Lithography the process of putting an image onto the surface of the silicon. Pretty much like the way a silkscreen puts “Team Building Exercise 1999” on a T-shirt. Except that this image has to be the highest resolution, with the smallest microscopic features, of anything humans produce.
“Moore’s Law” usually refers to increasing transistor density. Basically, how can we make transistors half as big as they were 18 months ago? Every time we figure that out, computers get twice as powerful.
The state of the art uses Extreme Ultraviolet (EUV) light to do the lithography. The machine that can do this cost $50 billion to develop. It has 500,000 parts. Only the Large Hadron Collider is more complicated. To buy one costs $250 million and you’ll be stuck on a waiting list that is $40 billion long. The machine comes from ASML in the Netherlands and they don’t have a single competitor, in the entire world.

That machine shoots a tiny ball of molten tin into a vacuum and blasts it with two lasers. This produces a flash of 13.5 nanometer ultraviolet light that gets aimed at the surface of a silicon wafer. You are looking at the pinnacle of human engineering achievement. Now you know how the chip for your iPhone is made.
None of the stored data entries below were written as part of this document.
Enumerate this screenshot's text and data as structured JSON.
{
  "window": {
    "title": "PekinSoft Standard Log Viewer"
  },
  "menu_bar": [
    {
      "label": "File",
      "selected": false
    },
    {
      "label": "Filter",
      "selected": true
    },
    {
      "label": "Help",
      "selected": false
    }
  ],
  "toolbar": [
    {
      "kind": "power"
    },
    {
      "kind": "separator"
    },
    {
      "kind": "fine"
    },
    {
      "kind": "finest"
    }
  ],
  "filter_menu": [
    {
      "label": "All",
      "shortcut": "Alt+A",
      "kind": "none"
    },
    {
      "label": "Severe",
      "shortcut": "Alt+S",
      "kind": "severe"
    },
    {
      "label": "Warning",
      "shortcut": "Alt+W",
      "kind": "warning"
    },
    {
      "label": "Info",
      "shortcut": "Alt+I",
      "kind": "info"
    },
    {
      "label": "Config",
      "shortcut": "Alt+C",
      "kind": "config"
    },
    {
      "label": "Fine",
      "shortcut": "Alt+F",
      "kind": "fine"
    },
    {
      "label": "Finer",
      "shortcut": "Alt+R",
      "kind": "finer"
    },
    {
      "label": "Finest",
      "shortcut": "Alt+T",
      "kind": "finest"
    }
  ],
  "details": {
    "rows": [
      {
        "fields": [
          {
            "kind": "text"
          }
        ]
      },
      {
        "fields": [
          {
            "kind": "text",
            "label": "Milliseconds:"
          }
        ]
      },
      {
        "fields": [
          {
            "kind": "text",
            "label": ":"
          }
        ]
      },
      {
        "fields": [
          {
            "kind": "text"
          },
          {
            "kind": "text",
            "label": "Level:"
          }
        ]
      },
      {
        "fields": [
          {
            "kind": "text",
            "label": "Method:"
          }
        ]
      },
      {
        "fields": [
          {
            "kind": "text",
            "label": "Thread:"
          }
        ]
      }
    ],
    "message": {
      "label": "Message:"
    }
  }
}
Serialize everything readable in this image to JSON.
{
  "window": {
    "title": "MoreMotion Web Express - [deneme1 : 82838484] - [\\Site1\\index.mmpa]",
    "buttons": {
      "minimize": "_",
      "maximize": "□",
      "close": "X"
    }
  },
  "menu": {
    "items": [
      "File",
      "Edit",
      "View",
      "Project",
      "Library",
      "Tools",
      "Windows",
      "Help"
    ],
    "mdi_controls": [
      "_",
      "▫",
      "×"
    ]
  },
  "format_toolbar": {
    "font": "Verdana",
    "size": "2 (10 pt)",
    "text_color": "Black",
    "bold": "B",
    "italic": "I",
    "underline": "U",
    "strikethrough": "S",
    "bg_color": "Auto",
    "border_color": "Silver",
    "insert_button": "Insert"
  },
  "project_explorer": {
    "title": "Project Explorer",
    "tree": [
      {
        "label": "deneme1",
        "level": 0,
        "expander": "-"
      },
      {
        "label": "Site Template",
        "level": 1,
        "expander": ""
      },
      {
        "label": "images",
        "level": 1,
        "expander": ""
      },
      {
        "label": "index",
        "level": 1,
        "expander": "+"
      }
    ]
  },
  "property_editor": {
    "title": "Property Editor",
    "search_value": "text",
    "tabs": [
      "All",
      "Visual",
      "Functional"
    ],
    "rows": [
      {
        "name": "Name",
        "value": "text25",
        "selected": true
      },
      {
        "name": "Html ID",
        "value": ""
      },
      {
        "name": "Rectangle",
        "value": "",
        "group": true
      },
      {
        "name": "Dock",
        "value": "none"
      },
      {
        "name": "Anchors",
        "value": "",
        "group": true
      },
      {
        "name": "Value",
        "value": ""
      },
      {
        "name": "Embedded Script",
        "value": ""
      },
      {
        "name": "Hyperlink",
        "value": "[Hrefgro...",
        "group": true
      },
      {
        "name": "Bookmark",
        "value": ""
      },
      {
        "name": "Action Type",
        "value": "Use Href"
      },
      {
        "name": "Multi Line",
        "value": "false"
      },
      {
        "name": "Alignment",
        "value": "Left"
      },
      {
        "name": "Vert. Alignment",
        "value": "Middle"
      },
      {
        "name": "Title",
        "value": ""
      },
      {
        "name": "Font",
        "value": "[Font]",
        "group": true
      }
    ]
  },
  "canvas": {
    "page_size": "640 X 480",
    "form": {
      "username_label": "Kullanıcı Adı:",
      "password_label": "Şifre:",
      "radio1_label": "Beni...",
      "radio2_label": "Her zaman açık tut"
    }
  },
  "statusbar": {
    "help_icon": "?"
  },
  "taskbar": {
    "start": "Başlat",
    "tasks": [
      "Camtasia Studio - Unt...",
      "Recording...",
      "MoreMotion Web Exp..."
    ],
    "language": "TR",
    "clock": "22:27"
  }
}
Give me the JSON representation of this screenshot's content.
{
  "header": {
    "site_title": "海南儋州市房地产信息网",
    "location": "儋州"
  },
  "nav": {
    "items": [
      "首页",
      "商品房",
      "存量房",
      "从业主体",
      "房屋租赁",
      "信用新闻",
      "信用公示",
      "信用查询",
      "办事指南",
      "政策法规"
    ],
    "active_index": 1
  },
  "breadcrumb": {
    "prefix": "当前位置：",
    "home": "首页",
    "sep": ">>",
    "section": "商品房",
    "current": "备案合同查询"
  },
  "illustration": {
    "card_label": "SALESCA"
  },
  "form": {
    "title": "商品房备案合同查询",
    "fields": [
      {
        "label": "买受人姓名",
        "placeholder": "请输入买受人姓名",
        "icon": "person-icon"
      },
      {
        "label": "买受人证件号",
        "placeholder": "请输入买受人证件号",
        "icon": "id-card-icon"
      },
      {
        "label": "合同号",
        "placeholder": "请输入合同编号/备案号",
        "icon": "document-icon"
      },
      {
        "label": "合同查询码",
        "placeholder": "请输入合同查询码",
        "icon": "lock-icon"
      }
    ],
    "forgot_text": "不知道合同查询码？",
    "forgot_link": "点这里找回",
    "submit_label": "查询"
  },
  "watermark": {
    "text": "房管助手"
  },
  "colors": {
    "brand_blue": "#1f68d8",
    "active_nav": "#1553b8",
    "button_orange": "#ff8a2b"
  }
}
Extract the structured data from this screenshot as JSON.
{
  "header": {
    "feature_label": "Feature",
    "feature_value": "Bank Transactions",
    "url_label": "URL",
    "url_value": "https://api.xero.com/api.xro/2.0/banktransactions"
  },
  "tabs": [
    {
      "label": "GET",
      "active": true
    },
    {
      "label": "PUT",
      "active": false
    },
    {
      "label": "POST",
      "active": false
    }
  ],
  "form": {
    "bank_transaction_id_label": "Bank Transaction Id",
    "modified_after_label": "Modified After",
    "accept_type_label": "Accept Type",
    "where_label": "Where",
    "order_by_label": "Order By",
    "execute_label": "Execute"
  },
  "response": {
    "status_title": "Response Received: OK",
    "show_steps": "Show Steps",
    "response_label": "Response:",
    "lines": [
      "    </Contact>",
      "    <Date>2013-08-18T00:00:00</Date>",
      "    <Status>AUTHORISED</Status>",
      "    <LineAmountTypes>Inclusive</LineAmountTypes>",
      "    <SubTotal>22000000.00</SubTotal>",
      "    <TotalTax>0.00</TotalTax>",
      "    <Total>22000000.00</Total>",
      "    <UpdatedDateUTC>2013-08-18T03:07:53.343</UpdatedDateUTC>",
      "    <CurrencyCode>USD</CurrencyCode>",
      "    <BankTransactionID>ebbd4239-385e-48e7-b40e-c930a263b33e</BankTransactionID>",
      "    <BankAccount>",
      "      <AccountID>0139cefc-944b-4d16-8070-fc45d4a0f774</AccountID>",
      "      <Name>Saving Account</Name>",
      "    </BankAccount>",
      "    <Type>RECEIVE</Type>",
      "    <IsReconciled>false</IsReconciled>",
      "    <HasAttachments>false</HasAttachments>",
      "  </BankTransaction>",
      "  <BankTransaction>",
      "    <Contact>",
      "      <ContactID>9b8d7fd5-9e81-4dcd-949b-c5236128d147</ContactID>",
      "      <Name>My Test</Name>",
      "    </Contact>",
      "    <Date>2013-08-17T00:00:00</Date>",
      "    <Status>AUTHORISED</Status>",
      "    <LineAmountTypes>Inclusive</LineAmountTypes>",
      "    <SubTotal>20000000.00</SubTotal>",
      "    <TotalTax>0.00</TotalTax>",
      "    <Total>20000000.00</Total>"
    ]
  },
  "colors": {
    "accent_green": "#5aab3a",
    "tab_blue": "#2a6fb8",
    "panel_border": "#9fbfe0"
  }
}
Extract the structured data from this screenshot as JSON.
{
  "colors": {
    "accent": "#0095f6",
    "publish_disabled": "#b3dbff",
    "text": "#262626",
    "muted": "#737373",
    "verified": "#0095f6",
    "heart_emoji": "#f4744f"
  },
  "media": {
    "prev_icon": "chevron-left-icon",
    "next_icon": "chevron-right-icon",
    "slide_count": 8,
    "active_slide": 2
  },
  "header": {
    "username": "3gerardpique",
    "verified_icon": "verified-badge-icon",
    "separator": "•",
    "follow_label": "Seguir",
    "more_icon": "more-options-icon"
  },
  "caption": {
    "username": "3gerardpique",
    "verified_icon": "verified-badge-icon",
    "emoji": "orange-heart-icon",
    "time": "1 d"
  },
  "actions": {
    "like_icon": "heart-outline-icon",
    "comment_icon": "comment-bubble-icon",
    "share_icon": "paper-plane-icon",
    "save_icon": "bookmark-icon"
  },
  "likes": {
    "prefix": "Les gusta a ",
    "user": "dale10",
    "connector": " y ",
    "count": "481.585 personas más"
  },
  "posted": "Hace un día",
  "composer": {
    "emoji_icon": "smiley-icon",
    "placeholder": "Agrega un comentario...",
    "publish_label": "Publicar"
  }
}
ASML advanced from 193nm to 13.5nm light to make this possible, but there’s a problem. The diffraction limit of 13.5 nanometer light was set by either God or Issac Newton and there’s nothing we can do about it. We can’t print features smaller than that and there’s no practical way to do lithography with a shorter wavelength. When people say that Moore’s Law is over, this is why. We can’t keep making smaller transistors.
The semiconductor industry knows this, so they’ve tried to solve the problem by handing it over to the marketing department where the laws of physics don’t apply. You’ve seen them progress from 45nm to 30nm to 20nm over the last decade, then all of the sudden, 12nm, 7nm, 5nm & soon 3nm chips are coming. Well guess what, it is all just marketing bullshit.
This measurement in chips used to be half the distance between the centers of two features. Once marketing took over, they started measuring half the distance between the edges of two features. Instant improvement! Then they started measuring other random stuff. Other kinds of improvements in chip design helped to gloss over the fact that we are no longer able to shrink the size of transistors by 50% every 18 months anymore.
Today, there are extraordinary geopolitical machinations to control chip production. The U.S. has new tariffs and export controls akin to those for fighter jets and ICBMs (both are largely made of chips anyway). Access to chip production is as critical to superpowers as oil.

So what is Lace Lithography? I can’t tell you. Yet. But this is the technology that can go well beyond Extreme UV and put Moore’s Law back on track. ASML is worth $300 billion. Lace Lithography will be their successor.
Along with Vsquared, Runa & Future Ventures, we are their first investors.